Comme à travers le feu : Roman oublié mais œuvre magnifique, Grand Prix de Littérature Catholique 1963.
Autobiographie d’un prêtre singulier
L’ouvrage de Jean Montaurier présente une valeur autobiographique indéniable : les héros partagent des traits qui les font ressembler à s’y méprendre à Edmond Fleury, l’auteur qui se cache derrière le pseudonyme de Montaurier. Vocation tardive, l’abbé Fleury fut ordonné prêtre pour le diocèse de Clermont en 1935, prisonnier en Allemagne de 1940 à 1945 puis quinze ans curé-doyen de Randan, dans le Puy-de-Dôme.
L’ouvrage prend la forme d’un journal, publié à titre posthume par un prêtre, doyen d’un village de bord de mer, ami et témoin des derniers mois du narrateur. Celui-ci, prêtre également, originaire d’un pays de montagnes, de campagnes et de volcans, est exilé dans une paroisse côtière à la suite de déboires divers.
Nouveau « Journal d’un curé de Campagne, » l’ouvrage de Montaurier se distingue par son esprit profondément sacerdotal : nul autre qu’un cœur de prêtre aurait pu décrire avec tant de précision et de finesse les joies et les souffrances du ministre de l’Église. L’ouvrage est un véritable témoignage de la douleur ressentie par le pasteur d’un troupeau bigarré.

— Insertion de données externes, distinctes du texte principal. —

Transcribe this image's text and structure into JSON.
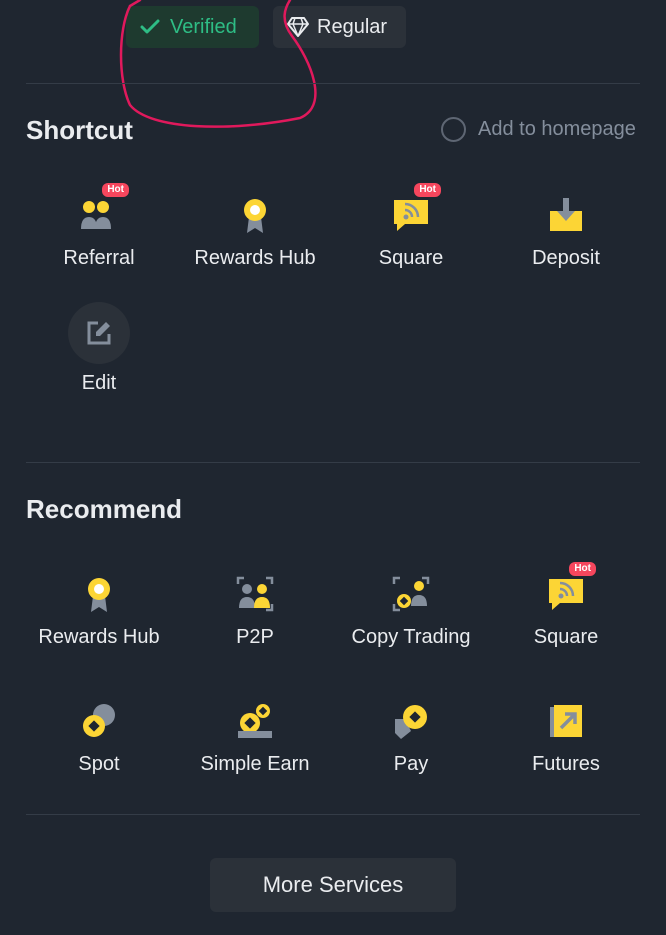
{
  "badges": {
    "verified": "Verified",
    "regular": "Regular"
  },
  "shortcut": {
    "title": "Shortcut",
    "add_to_homepage": "Add to homepage",
    "items": [
      {
        "label": "Referral",
        "icon": "referral-icon",
        "hot": "Hot"
      },
      {
        "label": "Rewards Hub",
        "icon": "rewards-hub-icon"
      },
      {
        "label": "Square",
        "icon": "square-icon",
        "hot": "Hot"
      },
      {
        "label": "Deposit",
        "icon": "deposit-icon"
      },
      {
        "label": "Edit",
        "icon": "edit-icon"
      }
    ]
  },
  "recommend": {
    "title": "Recommend",
    "items": [
      {
        "label": "Rewards Hub",
        "icon": "rewards-hub-icon"
      },
      {
        "label": "P2P",
        "icon": "p2p-icon"
      },
      {
        "label": "Copy Trading",
        "icon": "copy-trading-icon"
      },
      {
        "label": "Square",
        "icon": "square-icon",
        "hot": "Hot"
      },
      {
        "label": "Spot",
        "icon": "spot-icon"
      },
      {
        "label": "Simple Earn",
        "icon": "simple-earn-icon"
      },
      {
        "label": "Pay",
        "icon": "pay-icon"
      },
      {
        "label": "Futures",
        "icon": "futures-icon"
      }
    ]
  },
  "more_services": "More Services",
  "colors": {
    "background": "#1f2630",
    "accent_yellow": "#fcd535",
    "verified_green": "#2ebd85",
    "hot_red": "#f6465d",
    "annotation_pink": "#e0195c"
  }
}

Le ministre du Christ et le scandale des bien-pensants
Profondément évangélique, l’ouvrage accomplit un réel parcours initiatique : imprégné de l’esprit de l’Écriture, le narrateur a choisi la prêtrise après une vie paysanne active. Or il réalise rapidement que son discours et ses aspirations sont en décalage complet avec l’esprit casanier et fixiste des bien-pensants et des notables de sa paroisse. Manipulateurs, bavards, ne reculant devant aucun mensonge ou séduction, ceux-ci essaient par tous les moyens de faire tomber le prêtre dans leur escarcelle. Le prêtre exilé rencontre alors le chemin d’un confrère qui partage ses aspirations mais vit ce décalage sur le mode de la révolte : celui-ci est son doyen, curé du canton, mais quitte bientôt sa charge, dégoûté par les intrigues des plus en vue de ses ouailles, groupées autour de la « colonelle. »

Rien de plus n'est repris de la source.